* * *
я не бессмертия хочу, зачем?
оно и так повсюду в травинке солнце
то ласковом порой жестоком
в ураганном вихре
телят несущем через речку
в деревне дотла сгоревшей омертвелой
не плачет же травинка вся сгорая
и в жалобах кота не страх небытия
но мука жизни он не знает
не может вспомнить ни о чем
и в зимних грезах слышится
деревьям шум весенней кроны
меня морочит по незнанию тоска
хочу забыть свои слова
зачем оно бессмертие мое когда
бессмертники цветут
* * *
В окне – графический рисунок: на занавеске.
Ах, нет: стекло, в котором отраженье.
Рисунок – тоже отраженье, да оно –
лишь отраженье отраженья.
Пейзаж обыкновенный: спортивная
площадка, ограда черная и голые деревья,
а на столбе – фонарь. Сияет вместо солнца.
Ковер из снега белый, темные фигуры,
и мяч летит (а на рисунках – не летает).
Не занавеска там, а все, как есть: в стекле –
картинка, в которой, если всё, как есть,
то – нету ничего. И значит, отраженье –
важней, чем то, что есть.
И как же необъятно отраженье
того, что есть: предметов, чувства;
когда-то прозвучавших слов… и песенки –
простой и милой:
о том, что есть,
в котором – нету ничего.
СТАРЫЙ
КОЛДУН
Ах,
старый колдун, замолчи.
Мне мудрость твоя надоела.
Что я потеряла ключи
от рая,
я знаю.
… Птицами мы взлетели,
крылья радости нас понесли.
Он мне говорил – молчи,
не то задохнешься от счастья.
К нам приближалось ненастье.
Трудно, колдун, мы брели,
долго не знали покоя,
в стужу согреться порой не могли,
в тени деревца отдохнуть
порою мечтали от зноя.
Колдун, я не знаю, где он.
Блажен ли в раю,
терпит ли адские муки.
Не знаю, зачем ты сидишь
тут один
и, видать, умираешь от скуки,
что мудрствуешь глупо –
де-он обманул,
и я никогда его не увижу.
Ты хочешь меня удержать
болтовней,
оставить с собой тут в преддверии рая,
или – ключницей у ада?
Ах, старый колдун, замолчи.
Давно бы ушла.

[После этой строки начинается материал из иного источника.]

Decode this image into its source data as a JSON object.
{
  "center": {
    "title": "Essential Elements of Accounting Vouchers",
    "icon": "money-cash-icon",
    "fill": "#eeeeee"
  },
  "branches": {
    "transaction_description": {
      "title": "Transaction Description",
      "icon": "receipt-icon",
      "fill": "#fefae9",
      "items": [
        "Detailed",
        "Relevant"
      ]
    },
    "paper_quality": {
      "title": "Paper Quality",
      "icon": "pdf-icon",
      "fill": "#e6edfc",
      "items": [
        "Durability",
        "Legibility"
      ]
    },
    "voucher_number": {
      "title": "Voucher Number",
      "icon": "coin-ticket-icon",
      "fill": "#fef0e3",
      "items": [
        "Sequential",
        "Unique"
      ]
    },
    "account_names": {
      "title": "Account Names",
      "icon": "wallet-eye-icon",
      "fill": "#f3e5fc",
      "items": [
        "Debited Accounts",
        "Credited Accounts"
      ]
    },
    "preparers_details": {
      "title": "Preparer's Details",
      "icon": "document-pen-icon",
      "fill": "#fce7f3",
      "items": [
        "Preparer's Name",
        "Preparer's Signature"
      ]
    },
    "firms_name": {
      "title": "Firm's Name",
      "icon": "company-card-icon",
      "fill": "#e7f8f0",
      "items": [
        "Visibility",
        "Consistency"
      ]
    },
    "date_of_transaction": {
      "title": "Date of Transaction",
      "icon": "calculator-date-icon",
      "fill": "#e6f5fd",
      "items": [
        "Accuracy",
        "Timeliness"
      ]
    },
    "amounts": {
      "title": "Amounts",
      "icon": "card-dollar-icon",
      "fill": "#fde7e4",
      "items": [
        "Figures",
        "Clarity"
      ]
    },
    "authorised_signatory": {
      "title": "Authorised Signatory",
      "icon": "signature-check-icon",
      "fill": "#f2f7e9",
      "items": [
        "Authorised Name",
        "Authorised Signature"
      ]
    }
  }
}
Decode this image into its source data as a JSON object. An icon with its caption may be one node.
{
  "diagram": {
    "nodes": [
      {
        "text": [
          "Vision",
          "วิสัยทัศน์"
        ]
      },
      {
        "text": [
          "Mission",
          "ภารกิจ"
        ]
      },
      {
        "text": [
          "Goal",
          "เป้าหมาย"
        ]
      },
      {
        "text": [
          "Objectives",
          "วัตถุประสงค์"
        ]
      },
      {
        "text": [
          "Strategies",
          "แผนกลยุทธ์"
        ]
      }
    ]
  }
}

Так устала.
Но я потеряла ключи.
* * *
Л.
А.
Меня звала к себе Людмила,
во сне моем она живой была
и, приглашая в гости,
говорила: «Успеется». –
Не торопила.
А я – в просторном, светлом доме,
где настежь окна,
множество детей.
Напоминает кто-то о пароме.
«Зачем? Давно же мост построен,
автобус…». «Да стряхни свой сон:
она… – туда, ты знаешь,
другая переправа,
еще там страшный этот –
ну, как его? –
Харон!»
«Ты нам читала!»
«И не паром, а челн!»
«Не Даугава – другая речка, эта –
ну, как ее?»
«Я знаю: Ахерон!»
Всё спуталось. Тоска томила.
Казалось, длится – нет: не сон,
но и не явь.
Течет река. На берегу какой-то дом.
*
* *
повторяю себе: держись, повторяю, в дверях
распахнутых
стоя,
но что это значит, не знаю. Быть может стойкость
и усмирение жажды. Ни вверх не гляди, ни вниз,
в дверях распахнутых стоя
ветер сквозной укротит и жадную
жажду развеет,
ни вверх не гляди, потому что пыл
раскалится
солнцем
еще сильнее. Ни вниз, где рассыплется пылью.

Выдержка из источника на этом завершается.